Still, even though I  would have liked for him to understand me better than he did--and that I could have spared myself and others, especially my mother, all sorts of pain--I don't regret any of it.  Perhaps that seems contradictory. But I know that had I not lived the life I lived until my transition, I couldn't have understood, much less helped him or her or anyone else to understand, why I need to live the life I'm living now--which, of course, is to say, to understand that I am the person I am.  

That may have been more difficult for my father to learn because, first of all, we didn't have the kind of relationship that my mother and I have shared.  But, equally important, I, and then he, had to learn that I simply could not be the sort of man he might have hoped I would become because, well, I simply couldn't have become any sort of man at all.  And I think he now understands that I really tried--and, it seems, he respects that, and the fact that I've been doing what I need to do in order to be successful in any sense of the word.
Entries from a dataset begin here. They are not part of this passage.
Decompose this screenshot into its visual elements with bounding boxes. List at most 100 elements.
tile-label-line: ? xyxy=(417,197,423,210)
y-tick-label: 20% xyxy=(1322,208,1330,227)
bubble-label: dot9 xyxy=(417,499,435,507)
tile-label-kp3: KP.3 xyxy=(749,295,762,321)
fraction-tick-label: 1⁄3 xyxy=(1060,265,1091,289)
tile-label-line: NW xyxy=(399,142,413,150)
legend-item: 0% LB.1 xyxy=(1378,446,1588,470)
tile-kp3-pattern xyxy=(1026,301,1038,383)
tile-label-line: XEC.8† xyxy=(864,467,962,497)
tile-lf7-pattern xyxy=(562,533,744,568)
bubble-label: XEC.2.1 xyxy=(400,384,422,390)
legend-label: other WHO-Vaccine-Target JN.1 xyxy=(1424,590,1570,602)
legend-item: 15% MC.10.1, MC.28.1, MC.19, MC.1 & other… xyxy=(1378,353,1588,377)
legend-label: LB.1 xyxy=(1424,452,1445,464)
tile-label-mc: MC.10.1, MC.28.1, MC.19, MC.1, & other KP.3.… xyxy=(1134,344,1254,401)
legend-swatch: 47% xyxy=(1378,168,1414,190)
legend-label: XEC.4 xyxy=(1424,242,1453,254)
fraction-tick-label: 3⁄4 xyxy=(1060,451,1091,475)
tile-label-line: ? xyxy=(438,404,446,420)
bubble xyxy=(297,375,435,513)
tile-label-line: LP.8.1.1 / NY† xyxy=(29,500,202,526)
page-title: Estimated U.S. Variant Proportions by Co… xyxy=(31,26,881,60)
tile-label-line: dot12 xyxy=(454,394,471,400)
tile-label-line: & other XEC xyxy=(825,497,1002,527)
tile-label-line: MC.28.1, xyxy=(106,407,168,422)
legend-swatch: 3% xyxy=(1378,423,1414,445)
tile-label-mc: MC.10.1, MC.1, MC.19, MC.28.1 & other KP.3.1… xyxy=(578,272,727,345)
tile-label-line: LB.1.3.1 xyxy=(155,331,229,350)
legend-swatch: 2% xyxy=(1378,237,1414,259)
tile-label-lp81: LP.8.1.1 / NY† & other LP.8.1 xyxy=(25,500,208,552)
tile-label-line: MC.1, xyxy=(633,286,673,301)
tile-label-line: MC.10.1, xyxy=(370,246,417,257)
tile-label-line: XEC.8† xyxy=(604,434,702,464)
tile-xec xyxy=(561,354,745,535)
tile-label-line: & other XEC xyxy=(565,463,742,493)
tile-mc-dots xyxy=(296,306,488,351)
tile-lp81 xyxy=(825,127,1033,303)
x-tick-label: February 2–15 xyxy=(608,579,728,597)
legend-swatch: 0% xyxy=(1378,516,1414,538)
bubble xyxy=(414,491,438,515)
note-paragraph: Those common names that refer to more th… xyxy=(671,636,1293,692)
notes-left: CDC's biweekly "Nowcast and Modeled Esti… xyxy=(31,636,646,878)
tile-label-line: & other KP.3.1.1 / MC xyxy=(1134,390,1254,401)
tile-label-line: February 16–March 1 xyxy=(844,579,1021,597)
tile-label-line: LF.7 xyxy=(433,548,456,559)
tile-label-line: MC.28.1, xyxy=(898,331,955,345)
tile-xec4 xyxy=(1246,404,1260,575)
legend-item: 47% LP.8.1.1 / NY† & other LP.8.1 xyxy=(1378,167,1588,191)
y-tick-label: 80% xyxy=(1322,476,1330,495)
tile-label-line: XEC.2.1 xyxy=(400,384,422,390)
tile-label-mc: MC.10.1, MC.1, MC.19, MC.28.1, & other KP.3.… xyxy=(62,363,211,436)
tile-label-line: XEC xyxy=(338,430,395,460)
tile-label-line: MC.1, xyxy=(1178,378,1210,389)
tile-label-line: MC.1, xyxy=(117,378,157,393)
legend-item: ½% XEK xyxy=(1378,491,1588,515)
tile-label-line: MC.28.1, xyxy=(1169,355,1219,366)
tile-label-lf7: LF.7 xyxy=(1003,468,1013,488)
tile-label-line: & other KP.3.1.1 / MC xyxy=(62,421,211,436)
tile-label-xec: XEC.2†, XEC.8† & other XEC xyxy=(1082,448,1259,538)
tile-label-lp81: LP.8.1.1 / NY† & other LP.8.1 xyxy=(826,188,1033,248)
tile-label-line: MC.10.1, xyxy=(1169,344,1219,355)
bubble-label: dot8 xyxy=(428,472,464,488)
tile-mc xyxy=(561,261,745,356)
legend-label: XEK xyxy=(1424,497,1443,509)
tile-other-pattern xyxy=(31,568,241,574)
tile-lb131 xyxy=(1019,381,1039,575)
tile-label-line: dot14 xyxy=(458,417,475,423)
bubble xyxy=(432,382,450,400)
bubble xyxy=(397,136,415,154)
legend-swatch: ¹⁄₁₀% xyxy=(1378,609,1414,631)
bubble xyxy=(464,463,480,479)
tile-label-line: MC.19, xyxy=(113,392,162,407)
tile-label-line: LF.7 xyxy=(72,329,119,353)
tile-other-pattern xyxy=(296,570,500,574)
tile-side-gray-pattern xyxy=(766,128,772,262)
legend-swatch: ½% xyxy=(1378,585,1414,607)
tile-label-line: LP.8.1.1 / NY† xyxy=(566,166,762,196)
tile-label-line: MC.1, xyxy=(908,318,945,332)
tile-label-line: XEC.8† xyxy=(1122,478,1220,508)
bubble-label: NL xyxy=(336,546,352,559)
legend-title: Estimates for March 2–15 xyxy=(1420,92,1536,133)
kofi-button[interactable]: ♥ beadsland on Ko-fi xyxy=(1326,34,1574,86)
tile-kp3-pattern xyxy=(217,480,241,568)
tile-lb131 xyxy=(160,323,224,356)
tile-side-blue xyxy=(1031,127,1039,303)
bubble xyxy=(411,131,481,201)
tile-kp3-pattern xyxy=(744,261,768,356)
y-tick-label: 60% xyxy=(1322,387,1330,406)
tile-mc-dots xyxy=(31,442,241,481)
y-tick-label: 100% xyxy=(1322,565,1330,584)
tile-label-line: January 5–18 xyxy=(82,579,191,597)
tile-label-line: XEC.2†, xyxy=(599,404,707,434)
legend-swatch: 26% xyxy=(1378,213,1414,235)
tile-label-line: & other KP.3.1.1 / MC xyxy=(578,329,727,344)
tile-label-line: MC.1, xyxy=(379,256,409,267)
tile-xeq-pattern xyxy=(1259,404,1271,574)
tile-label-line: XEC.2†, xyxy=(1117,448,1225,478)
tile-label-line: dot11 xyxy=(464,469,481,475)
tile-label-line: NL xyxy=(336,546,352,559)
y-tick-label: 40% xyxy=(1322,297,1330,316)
The man has tried.  That's really all I can ask of anybody.  And, I'd say, he's learned and showed me a facet of himself I didn't think he had--or, perhaps, that I couldn't allow myself to see:  that he is a man who's capable of compassion, if not empathy.  Right now, that seems to be working pretty well. 

Perhaps I'll never be able to say, as Cordelia says to Lear, "My love's richer than my tongue."  But if we have more respect and understanding for each other than we did before, then I think he's definitely achieved something.